How can the ontogenetic age/skeletal maturity of fossil vertebrates be determined?

Determining the ontogenetic status of a fossil individual is crucial to correct identification and proper systematic placement. Ontogenetically immature individuals may be misidentified as adults of different taxa, which can complicate phylogenetic reconstruction, paleodiversity estimates, and paleobiogeography. Understanding ontogenetic patterns (both histological and morphological), especially those that are phylogenetically conserved, is therefore crucial to determining relative skeletal maturity. Although size has usually been taken as a proxy for developmental maturity, skeletal maturity, body size, and ontogenetic age can be disjunctive, and I am interested in ways to account for this complication in determining the relative maturity of fossil vertebrates.


Ontogenetic sequences showing high levels of intraspecific variation in the development of an early dinosaur (Griffin & Nesbitt 2016)
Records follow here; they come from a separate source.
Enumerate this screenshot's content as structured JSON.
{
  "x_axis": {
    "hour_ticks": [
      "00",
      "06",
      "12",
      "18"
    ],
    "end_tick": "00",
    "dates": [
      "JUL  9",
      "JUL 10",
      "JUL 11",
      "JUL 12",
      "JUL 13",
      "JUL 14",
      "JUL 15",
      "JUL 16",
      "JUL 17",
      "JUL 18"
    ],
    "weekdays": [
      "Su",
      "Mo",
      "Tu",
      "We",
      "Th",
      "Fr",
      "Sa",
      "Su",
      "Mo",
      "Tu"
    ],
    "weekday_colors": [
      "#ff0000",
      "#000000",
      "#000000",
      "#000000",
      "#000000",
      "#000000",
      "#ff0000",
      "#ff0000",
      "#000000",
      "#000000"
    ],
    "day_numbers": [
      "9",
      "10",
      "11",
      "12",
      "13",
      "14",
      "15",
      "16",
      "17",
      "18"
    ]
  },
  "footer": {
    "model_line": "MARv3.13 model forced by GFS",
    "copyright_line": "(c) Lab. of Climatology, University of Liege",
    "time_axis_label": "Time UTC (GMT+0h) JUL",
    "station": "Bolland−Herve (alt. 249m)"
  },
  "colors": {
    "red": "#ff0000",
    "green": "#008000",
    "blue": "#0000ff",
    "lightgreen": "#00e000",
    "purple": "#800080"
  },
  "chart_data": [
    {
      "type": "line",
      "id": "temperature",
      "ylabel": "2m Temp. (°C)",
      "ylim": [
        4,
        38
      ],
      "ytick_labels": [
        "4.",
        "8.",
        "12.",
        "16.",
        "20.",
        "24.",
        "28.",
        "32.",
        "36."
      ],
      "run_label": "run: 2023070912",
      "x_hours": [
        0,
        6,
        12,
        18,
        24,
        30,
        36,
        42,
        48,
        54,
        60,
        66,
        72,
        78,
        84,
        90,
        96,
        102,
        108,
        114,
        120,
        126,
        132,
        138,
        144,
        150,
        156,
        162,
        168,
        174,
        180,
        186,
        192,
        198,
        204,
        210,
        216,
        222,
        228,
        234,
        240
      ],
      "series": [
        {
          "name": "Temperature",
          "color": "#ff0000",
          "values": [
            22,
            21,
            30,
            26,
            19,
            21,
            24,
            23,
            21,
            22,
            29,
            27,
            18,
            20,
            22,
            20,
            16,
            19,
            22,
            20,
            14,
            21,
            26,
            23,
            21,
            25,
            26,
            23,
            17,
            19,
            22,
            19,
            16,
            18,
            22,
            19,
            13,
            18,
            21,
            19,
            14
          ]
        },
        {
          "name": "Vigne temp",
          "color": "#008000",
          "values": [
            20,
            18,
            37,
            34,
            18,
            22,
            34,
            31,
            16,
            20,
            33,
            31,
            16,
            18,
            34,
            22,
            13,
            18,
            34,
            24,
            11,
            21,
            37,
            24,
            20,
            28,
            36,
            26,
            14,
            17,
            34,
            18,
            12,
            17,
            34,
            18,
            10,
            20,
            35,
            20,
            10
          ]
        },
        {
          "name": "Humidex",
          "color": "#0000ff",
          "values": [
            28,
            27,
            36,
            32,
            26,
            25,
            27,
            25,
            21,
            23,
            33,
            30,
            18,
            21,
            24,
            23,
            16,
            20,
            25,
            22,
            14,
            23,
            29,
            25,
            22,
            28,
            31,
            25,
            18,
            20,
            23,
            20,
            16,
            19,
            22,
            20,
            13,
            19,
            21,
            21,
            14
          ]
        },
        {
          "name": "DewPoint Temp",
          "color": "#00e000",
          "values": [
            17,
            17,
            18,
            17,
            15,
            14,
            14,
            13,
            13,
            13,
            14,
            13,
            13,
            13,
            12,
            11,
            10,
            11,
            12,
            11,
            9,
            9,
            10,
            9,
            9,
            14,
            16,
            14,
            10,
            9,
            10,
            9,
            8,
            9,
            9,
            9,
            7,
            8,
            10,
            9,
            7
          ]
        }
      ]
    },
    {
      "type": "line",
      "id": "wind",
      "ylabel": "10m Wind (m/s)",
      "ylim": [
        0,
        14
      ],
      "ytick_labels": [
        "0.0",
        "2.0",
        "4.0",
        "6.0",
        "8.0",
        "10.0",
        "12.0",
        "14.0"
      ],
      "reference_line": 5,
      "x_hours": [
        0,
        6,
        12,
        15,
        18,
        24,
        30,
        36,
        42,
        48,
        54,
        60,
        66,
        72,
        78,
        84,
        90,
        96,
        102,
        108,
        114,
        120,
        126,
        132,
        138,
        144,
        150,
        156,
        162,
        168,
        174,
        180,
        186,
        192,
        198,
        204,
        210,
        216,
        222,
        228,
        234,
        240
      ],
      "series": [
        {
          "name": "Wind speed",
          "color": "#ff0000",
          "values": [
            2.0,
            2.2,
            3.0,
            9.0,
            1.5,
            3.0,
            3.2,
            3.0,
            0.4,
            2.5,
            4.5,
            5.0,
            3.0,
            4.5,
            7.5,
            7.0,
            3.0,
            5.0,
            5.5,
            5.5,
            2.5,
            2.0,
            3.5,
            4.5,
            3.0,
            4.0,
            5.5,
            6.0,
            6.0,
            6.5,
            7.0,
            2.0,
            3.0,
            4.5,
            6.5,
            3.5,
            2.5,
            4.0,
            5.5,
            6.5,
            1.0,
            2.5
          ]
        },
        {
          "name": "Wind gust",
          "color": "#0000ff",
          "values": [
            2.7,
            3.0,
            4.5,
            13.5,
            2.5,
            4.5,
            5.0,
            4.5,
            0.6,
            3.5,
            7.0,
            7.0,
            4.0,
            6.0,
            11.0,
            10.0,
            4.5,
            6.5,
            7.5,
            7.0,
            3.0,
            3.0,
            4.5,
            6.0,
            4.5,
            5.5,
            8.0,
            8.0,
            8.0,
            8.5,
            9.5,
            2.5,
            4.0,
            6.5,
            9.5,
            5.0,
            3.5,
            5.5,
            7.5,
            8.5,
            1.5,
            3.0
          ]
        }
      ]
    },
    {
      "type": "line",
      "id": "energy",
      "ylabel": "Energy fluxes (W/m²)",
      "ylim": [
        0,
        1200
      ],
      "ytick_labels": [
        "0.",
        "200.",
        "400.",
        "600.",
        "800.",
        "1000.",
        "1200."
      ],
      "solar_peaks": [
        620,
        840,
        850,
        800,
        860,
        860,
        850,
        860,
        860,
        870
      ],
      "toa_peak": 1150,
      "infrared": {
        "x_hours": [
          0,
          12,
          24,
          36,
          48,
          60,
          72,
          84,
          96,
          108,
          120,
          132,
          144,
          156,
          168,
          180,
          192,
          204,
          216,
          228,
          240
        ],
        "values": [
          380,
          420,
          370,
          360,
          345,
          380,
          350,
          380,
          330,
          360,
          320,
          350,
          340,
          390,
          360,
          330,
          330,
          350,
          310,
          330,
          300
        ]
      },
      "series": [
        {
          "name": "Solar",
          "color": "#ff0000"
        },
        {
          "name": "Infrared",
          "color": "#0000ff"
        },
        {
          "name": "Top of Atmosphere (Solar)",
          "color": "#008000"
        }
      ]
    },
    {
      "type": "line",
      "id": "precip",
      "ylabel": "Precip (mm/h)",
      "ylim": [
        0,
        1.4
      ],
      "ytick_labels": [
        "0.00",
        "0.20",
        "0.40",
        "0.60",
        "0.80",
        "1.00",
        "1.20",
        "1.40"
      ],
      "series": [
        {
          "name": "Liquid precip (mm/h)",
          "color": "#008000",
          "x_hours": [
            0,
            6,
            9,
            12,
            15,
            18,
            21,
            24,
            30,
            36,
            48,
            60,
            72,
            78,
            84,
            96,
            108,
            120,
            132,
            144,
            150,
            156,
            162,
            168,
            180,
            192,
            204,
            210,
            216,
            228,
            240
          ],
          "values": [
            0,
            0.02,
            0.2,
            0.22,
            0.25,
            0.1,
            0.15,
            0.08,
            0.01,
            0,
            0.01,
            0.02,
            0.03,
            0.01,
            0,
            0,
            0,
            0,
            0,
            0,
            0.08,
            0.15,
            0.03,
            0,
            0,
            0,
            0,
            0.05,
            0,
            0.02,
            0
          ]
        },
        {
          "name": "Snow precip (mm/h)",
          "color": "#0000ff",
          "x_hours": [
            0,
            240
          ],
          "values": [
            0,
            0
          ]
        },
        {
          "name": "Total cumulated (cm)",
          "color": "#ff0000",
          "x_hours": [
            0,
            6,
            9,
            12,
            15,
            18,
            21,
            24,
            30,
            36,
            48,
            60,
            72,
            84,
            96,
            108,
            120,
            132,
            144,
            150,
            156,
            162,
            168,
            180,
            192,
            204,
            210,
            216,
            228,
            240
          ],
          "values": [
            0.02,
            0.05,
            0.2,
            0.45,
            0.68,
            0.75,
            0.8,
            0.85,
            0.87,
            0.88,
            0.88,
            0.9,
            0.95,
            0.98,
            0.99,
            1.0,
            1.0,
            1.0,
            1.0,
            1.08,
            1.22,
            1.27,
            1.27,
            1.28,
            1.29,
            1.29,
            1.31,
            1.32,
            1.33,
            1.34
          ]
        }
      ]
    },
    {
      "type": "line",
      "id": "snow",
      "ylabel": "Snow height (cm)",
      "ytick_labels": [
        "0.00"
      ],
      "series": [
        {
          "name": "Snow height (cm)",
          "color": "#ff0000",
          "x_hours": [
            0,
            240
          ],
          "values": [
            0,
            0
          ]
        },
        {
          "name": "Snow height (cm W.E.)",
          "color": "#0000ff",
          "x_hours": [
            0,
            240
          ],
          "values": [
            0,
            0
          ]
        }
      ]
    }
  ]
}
In what way does individual variation in developmental patterns impact ontogenetic and phylogenetic signal?

Intraspecific variation is the material on which natural selection acts and is therefore central to evolutionary theory. Sequence polymorphism—intraspecific variation in relative timing of developmental events—is well known in extant vertebrates but has been paid little attention in paleontology, in part because of the large sample sizes necessary to recognize this pattern in fossil taxa. The quantification of sequence polymorphism and the reconstruction of ontogenetic sequences in extinct vertebrates has enormous potential for understanding ontogenetic patterns that would have been otherwise obscured. Further, knowledge of which phylogenetic characters are ontogenetically variable, and their degree of variability, is crucial to accurately reconstruct the phylogeny of a clade and determine a clade’s plesiomorphic character states.

How do conserved developmental patterns influence evolution?

Comparative ontogenetic studies are necessary to determine the tempo and mode of the evolution of development, and ontogenetic series of fossil organisms allow this study to be undertaken in the context of geological time. To explore this question, I study how developmental strategies are conserved through the evolutionary history of archosaurs and how conserved developmental pathways influence the evolution of morphology.